Jeffrey Madoff: And it's interesting because you can divide currency the same way you divide time with minutes and seconds and, you know, all of that. And there are parallels between the two.
Dan Sullivan: Yeah. And that's why all the talk about today, cryptocurrency is a currency. And I said, well, no, it's not a currency. It's not a currency. And they say, yes, it is. My Bitcoin right now is $5,000. And I said, the only interesting thing you said there was dollars. That's the only thing you said. What's it being measured in? It's being measured in dollars. Well, in the future it won't be because, and I said, well, it won't happen Monday. Call me then. But the big thing is that the more that people agree to a common sense of value, a token of value, the more prosperous they are.
Jeffrey Madoff: Yeah, so I'm doing a quick check and it's interesting because I think when you own time, meaning that you have the means to reach into your pocket and take out a pocket watch, you have a distinct advantage over somebody that doesn't have one. And that clocks were miniaturized into pocket watches in the early 1500s and by Peter Heinlein in Nuremberg, Germany, using mainspring technology. It was 300 years later, in the 1800s, that pocket watches, that wristwatches came. So that was quite a long time.
Dan Sullivan: Pretty long time, yeah.
Jeffrey Madoff: Yeah, and pocket watches, I didn't know this, were originally known as Nuremberg eggs. They were worn as pendants around the neck initially, because they weren't that small initially. And King Charles was the first leader to carry a popularized, the pocket watch, and so he had a pocket where he could keep the watch as opposed to it being around his neck. That's the name pocket watch. Of which country, King Charles?
Dan Sullivan: King Charles, which I'm assuming is England, right?
Jeffrey Madoff: Well, it could be. I think there were other countries that had King Charles, yeah.

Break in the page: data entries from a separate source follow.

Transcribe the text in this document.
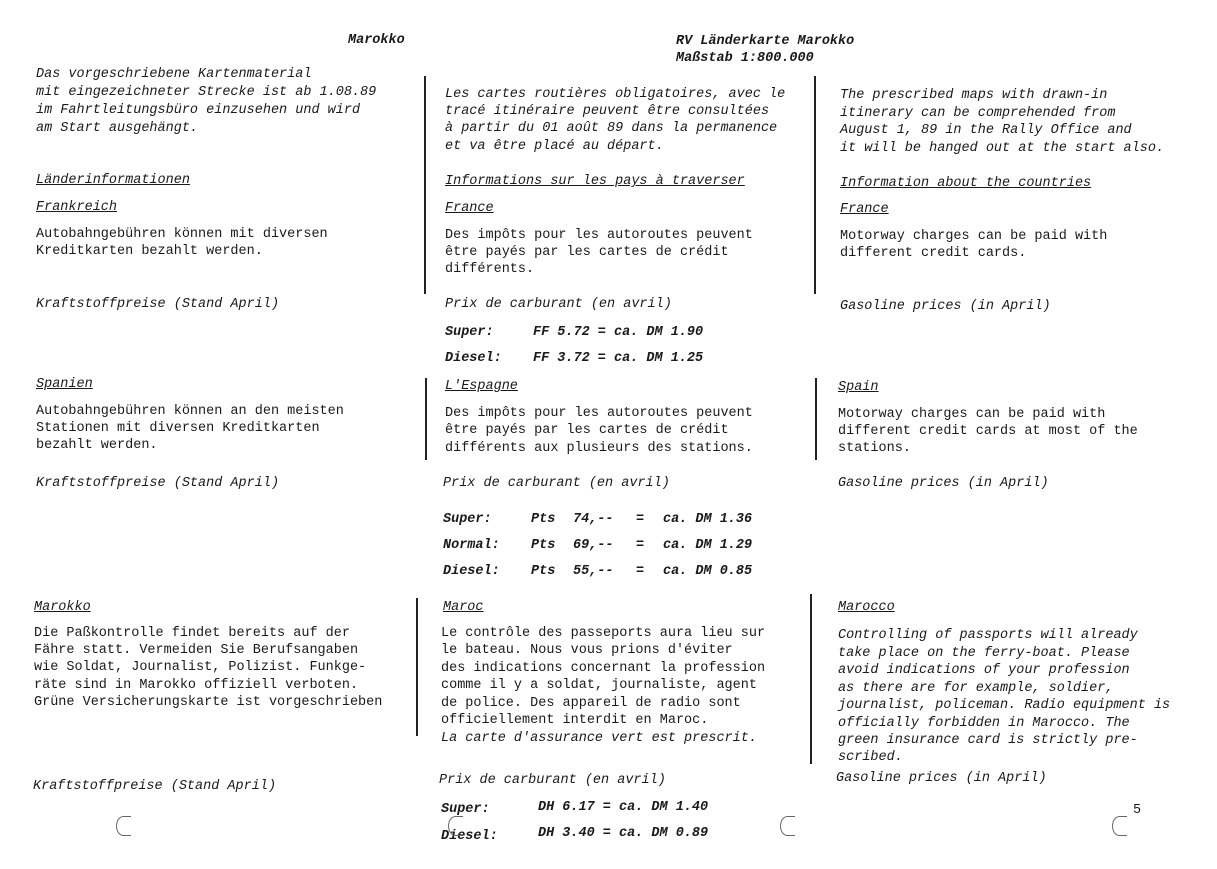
Marokko	RV Länderkarte Marokko
Maßstab 1:800.000
Das vorgeschriebene Kartenmaterial
mit eingezeichneter Strecke ist ab 1.08.89
im Fahrtleitungsbüro einzusehen und wird
am Start ausgehängt.
Länderinformationen
Frankreich
Autobahngebühren können mit diversen
Kreditkarten bezahlt werden.
Kraftstoffpreise (Stand April)
Spanien
Autobahngebühren können an den meisten
Stationen mit diversen Kreditkarten
bezahlt werden.
Kraftstoffpreise (Stand April)
Marokko
Die Paßkontrolle findet bereits auf der
Fähre statt. Vermeiden Sie Berufsangaben
wie Soldat, Journalist, Polizist. Funkge-
räte sind in Marokko offiziell verboten.
Grüne Versicherungskarte ist vorgeschrieben
Kraftstoffpreise (Stand April)
Les cartes routières obligatoires, avec le
tracé itinéraire peuvent être consultées
à partir du 01 août 89 dans la permanence
et va être placé au départ.
Informations sur les pays à traverser
France
Des impôts pour les autoroutes peuvent
être payés par les cartes de crédit
différents.
Prix de carburant (en avril)
Super:	FF 5.72 = ca. DM 1.90
Diesel: FF 3.72 = ca. DM 1.25
L'Espagne
Des impôts pour les autoroutes peuvent
être payés par les cartes de crédit
différents aux plusieurs des stations.
Prix de carburant (en avril)
Super:	Pts 74,-- = ca. DM 1.36
Normal: Pts 69,-- = ca. DM 1.29
Diesel: Pts 55,-- = ca. DM 0.85
Maroc
Le contrôle des passeports aura lieu sur
le bateau. Nous vous prions d'éviter
des indications concernant la profession
comme il y a soldat, journaliste, agent
de police. Des appareil de radio sont
officiellement interdit en Maroc.
La carte d'assurance vert est prescrit.
Prix de carburant (en avril)
Super:	DH 6.17 = ca. DM 1.40
Diesel:	DH 3.40 = ca. DM 0.89
The prescribed maps with drawn-in
itinerary can be comprehended from
August 1, 89 in the Rally Office and
it will be hanged out at the start also.
Information about the countries
France
Motorway charges can be paid with
different credit cards.
Gasoline prices (in April)
Spain
Motorway charges can be paid with
different credit cards at most of the
stations.
Gasoline prices (in April)
Marocco
Controlling of passports will already
take place on the ferry-boat. Please
avoid indications of your profession
as there are for example, soldier,
journalist, policeman. Radio equipment is
officially forbidden in Marocco. The
green insurance card is strictly pre-
scribed.
Gasoline prices (in April)
5
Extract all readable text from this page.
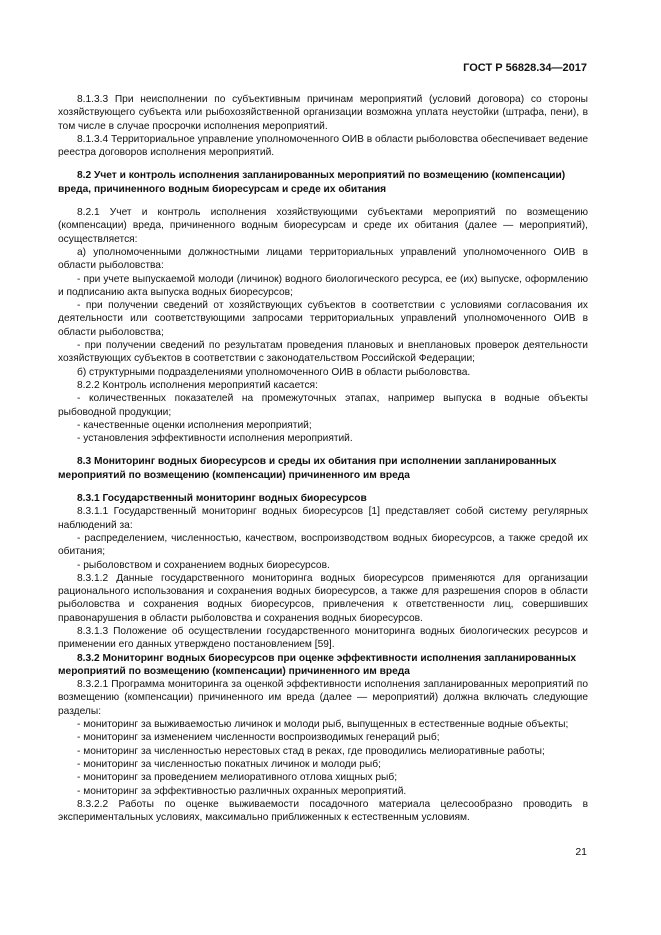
ГОСТ Р 56828.34—2017

8.1.3.3 При неисполнении по субъективным причинам мероприятий (условий договора) со стороны хозяйствующего субъекта или рыбохозяйственной организации возможна уплата неустойки (штрафа, пени), в том числе в случае просрочки исполнения мероприятий.

8.1.3.4 Территориальное управление уполномоченного ОИВ в области рыболовства обеспечивает ведение реестра договоров исполнения мероприятий.

8.2 Учет и контроль исполнения запланированных мероприятий по возмещению (компенсации) вреда, причиненного водным биоресурсам и среде их обитания

8.2.1 Учет и контроль исполнения хозяйствующими субъектами мероприятий по возмещению (компенсации) вреда, причиненного водным биоресурсам и среде их обитания (далее — мероприятий), осуществляется:

а) уполномоченными должностными лицами территориальных управлений уполномоченного ОИВ в области рыболовства:

- при учете выпускаемой молоди (личинок) водного биологического ресурса, ее (их) выпуске, оформлению и подписанию акта выпуска водных биоресурсов;

- при получении сведений от хозяйствующих субъектов в соответствии с условиями согласования их деятельности или соответствующими запросами территориальных управлений уполномоченного ОИВ в области рыболовства;

- при получении сведений по результатам проведения плановых и внеплановых проверок деятельности хозяйствующих субъектов в соответствии с законодательством Российской Федерации;

б) структурными подразделениями уполномоченного ОИВ в области рыболовства.

8.2.2 Контроль исполнения мероприятий касается:

- количественных показателей на промежуточных этапах, например выпуска в водные объекты рыбоводной продукции;

- качественные оценки исполнения мероприятий;

- установления эффективности исполнения мероприятий.

8.3 Мониторинг водных биоресурсов и среды их обитания при исполнении запланированных мероприятий по возмещению (компенсации) причиненного им вреда

8.3.1 Государственный мониторинг водных биоресурсов

8.3.1.1 Государственный мониторинг водных биоресурсов [1] представляет собой систему регулярных наблюдений за:

- распределением, численностью, качеством, воспроизводством водных биоресурсов, а также средой их обитания;

- рыболовством и сохранением водных биоресурсов.

8.3.1.2 Данные государственного мониторинга водных биоресурсов применяются для организации рационального использования и сохранения водных биоресурсов, а также для разрешения споров в области рыболовства и сохранения водных биоресурсов, привлечения к ответственности лиц, совершивших правонарушения в области рыболовства и сохранения водных биоресурсов.

8.3.1.3 Положение об осуществлении государственного мониторинга водных биологических ресурсов и применении его данных утверждено постановлением [59].

8.3.2 Мониторинг водных биоресурсов при оценке эффективности исполнения запланированных мероприятий по возмещению (компенсации) причиненного им вреда

8.3.2.1 Программа мониторинга за оценкой эффективности исполнения запланированных мероприятий по возмещению (компенсации) причиненного им вреда (далее — мероприятий) должна включать следующие разделы:

- мониторинг за выживаемостью личинок и молоди рыб, выпущенных в естественные водные объекты;

- мониторинг за изменением численности воспроизводимых генераций рыб;

- мониторинг за численностью нерестовых стад в реках, где проводились мелиоративные работы;

- мониторинг за численностью покатных личинок и молоди рыб;

- мониторинг за проведением мелиоративного отлова хищных рыб;

- мониторинг за эффективностью различных охранных мероприятий.

8.3.2.2 Работы по оценке выживаемости посадочного материала целесообразно проводить в экспериментальных условиях, максимально приближенных к естественным условиям.

21
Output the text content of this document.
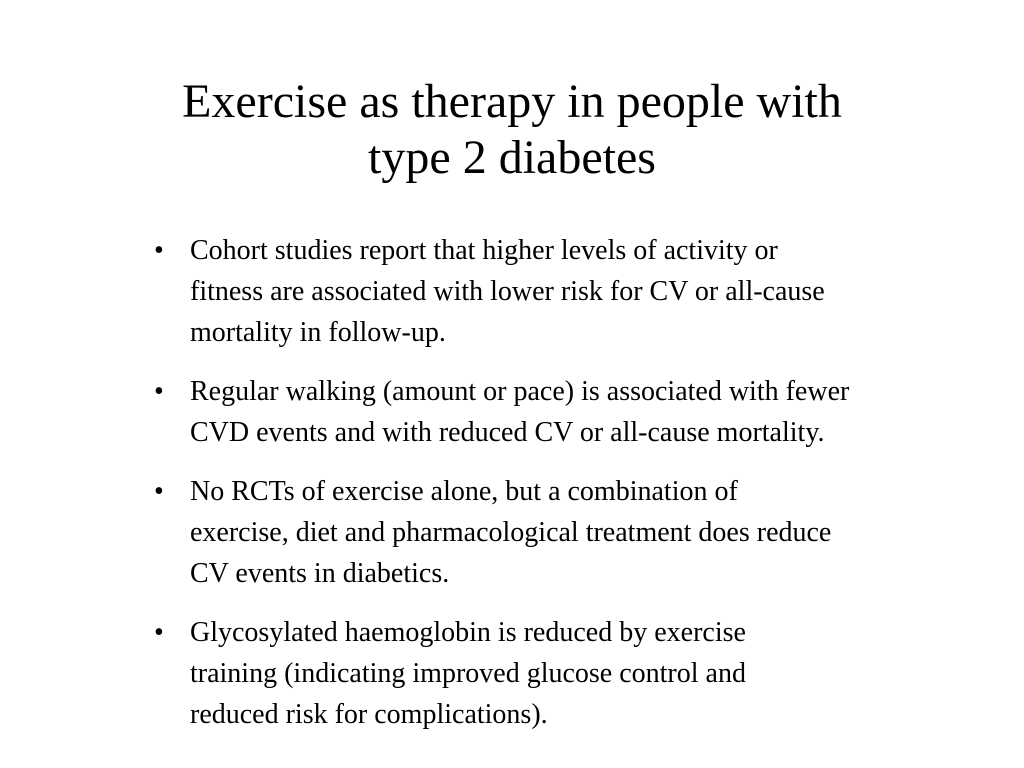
Exercise as therapy in people with
type 2 diabetes
• Cohort studies report that higher levels of activity or
fitness are associated with lower risk for CV or all-cause
mortality in follow-up.
• Regular walking (amount or pace) is associated with fewer
CVD events and with reduced CV or all-cause mortality.
• No RCTs of exercise alone, but a combination of
exercise, diet and pharmacological treatment does reduce
CV events in diabetics.
• Glycosylated haemoglobin is reduced by exercise
training (indicating improved glucose control and
reduced risk for complications).
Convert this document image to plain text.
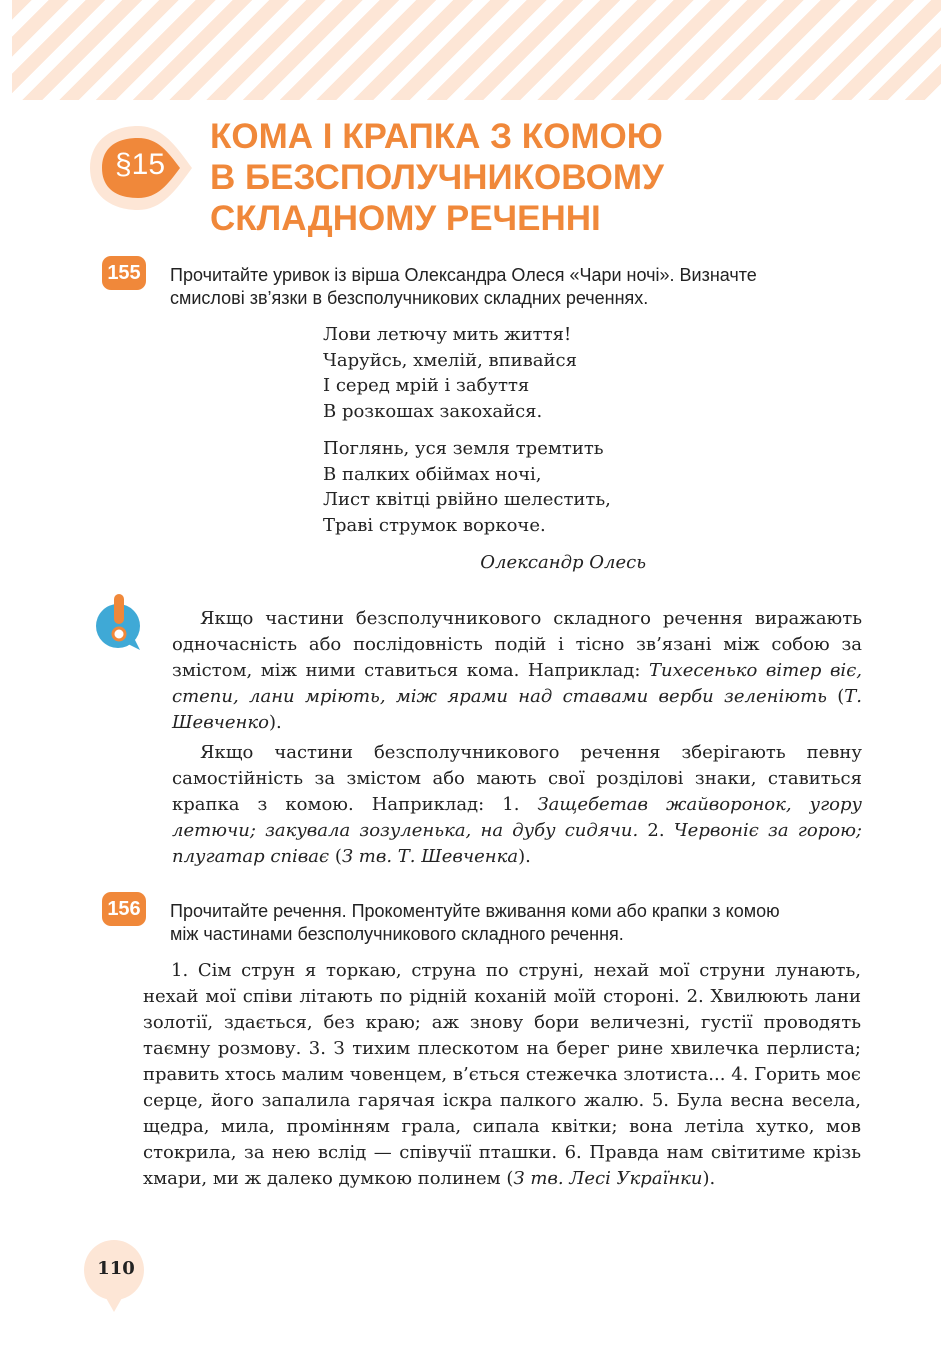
§15
КОМА І КРАПКА З КОМОЮ
В БЕЗСПОЛУЧНИКОВОМУ
СКЛАДНОМУ РЕЧЕННІ
155 Прочитайте уривок із вірша Олександра Олеся «Чари ночі». Визначте
смислові зв’язки в безсполучникових складних реченнях.
Лови летючу мить життя!
Чаруйсь, хмелій, впивайся
І серед мрій і забуття
В розкошах закохайся.
Поглянь, уся земля тремтить
В палких обіймах ночі,
Лист квітці рвійно шелестить,
Траві струмок воркоче.
Олександр Олесь

Якщо частини безсполучникового складного речення виражають одночасність або послідовність подій і тісно зв’язані між собою за змістом, між ними ставиться кома. Наприклад: Тихесенько вітер віє, степи, лани мріють, між ярами над ставами верби зеленіють (Т. Шевченко).

Якщо частини безсполучникового речення зберігають певну самостійність за змістом або мають свої розділові знаки, ставиться крапка з комою. Наприклад: 1. Защебетав жайворонок, угору летючи; закувала зозуленька, на дубу сидячи. 2. Червоніє за горою; плугатар співає (З тв. Т. Шевченка).

156 Прочитайте речення. Прокоментуйте вживання коми або крапки з комою
між частинами безсполучникового складного речення.

1. Сім струн я торкаю, струна по струні, нехай мої струни лунають, нехай мої співи літають по рідній коханій моїй стороні. 2. Хвилюють лани золотії, здається, без краю; аж знову бори величезні, густії проводять таємну розмову. 3. З тихим плескотом на берег рине хвилечка перлиста; править хтось малим човенцем, в’ється стежечка злотиста... 4. Горить моє серце, його запалила гарячая іскра палкого жалю. 5. Була весна весела, щедра, мила, промінням грала, сипала квітки; вона летіла хутко, мов стокрила, за нею вслід — співучії пташки. 6. Правда нам світитиме крізь хмари, ми ж далеко думкою полинем (З тв. Лесі Українки).

110
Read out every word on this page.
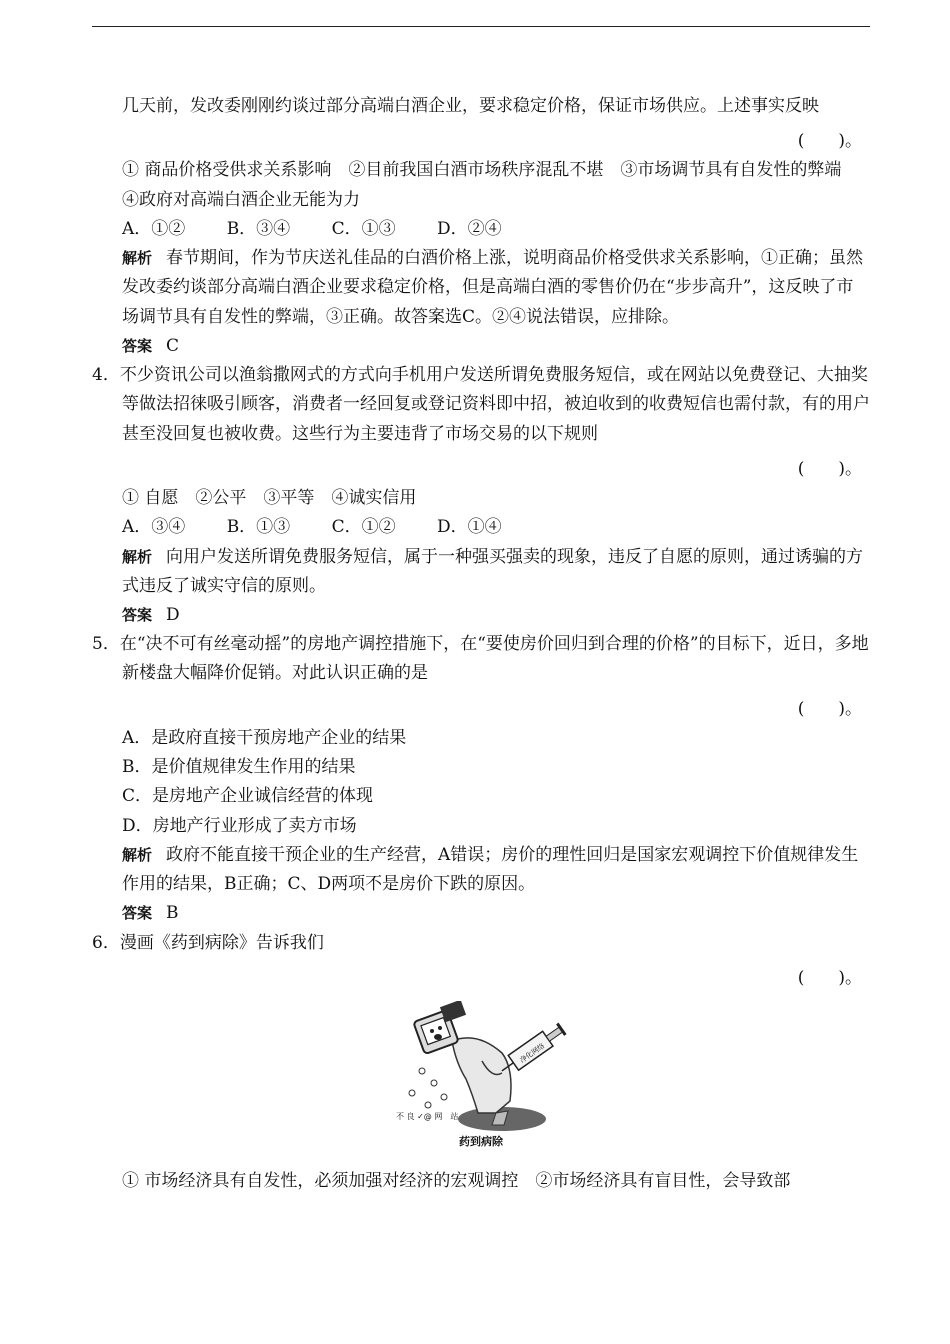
几天前，发改委刚刚约谈过部分高端白酒企业，要求稳定价格，保证市场供应。上述事实反映

(　　)。

① 商品价格受供求关系影响　②目前我国白酒市场秩序混乱不堪　③市场调节具有自发性的弊端　④政府对高端白酒企业无能为力

A．①② B．③④ C．①③ D．②④

解析 春节期间，作为节庆送礼佳品的白酒价格上涨，说明商品价格受供求关系影响，①正确；虽然发改委约谈部分高端白酒企业要求稳定价格，但是高端白酒的零售价仍在“步步高升”，这反映了市场调节具有自发性的弊端，③正确。故答案选C。②④说法错误，应排除。

答案 C

4．不少资讯公司以渔翁撒网式的方式向手机用户发送所谓免费服务短信，或在网站以免费登记、大抽奖等做法招徕吸引顾客，消费者一经回复或登记资料即中招，被迫收到的收费短信也需付款，有的用户甚至没回复也被收费。这些行为主要违背了市场交易的以下规则

(　　)。

① 自愿　②公平　③平等　④诚实信用

A．③④ B．①③ C．①② D．①④

解析 向用户发送所谓免费服务短信，属于一种强买强卖的现象，违反了自愿的原则，通过诱骗的方式违反了诚实守信的原则。

答案 D

5．在“决不可有丝毫动摇”的房地产调控措施下，在“要使房价回归到合理的价格”的目标下，近日，多地新楼盘大幅降价促销。对此认识正确的是

(　　)。

A．是政府直接干预房地产企业的结果

B．是价值规律发生作用的结果

C．是房地产企业诚信经营的体现

D．房地产行业形成了卖方市场

解析 政府不能直接干预企业的生产经营，A错误；房价的理性回归是国家宏观调控下价值规律发生作用的结果，B正确；C、D两项不是房价下跌的原因。

答案 B

6．漫画《药到病除》告诉我们

(　　)。

净化网络
不 良 ✓@ 网　站
药到病除

① 市场经济具有自发性，必须加强对经济的宏观调控　②市场经济具有盲目性，会导致部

Dan Sullivan: Yeah, he would be in the 1600s. It would be 1660s, 1600s.
Jeffrey Madoff: Yeah, well this says 17th century.
Dan Sullivan: Yeah, 1600s.
Jeffrey Madoff: Yeah, great. And what was also interesting, I never even thought about this, is aside from more people had watches, when there was one clock in the town square or sundial in the times square, you kind of had to agree that that was the correct time. The mainsprings in the watches weren't very accurate. And they would go out of whack probably within a few hours. You couldn't really synchronize your watches too well, which I also think is quite fascinating. And wristwatches were initially seen as being feminine because it was like, where women wore jewelry.
Dan Sullivan: It was very interesting. I don't know if you remember, it was probably in the 1950s or ‘60s, that Bulova, a very famous watchmaker, created a particular type of watch which was called the Accutron.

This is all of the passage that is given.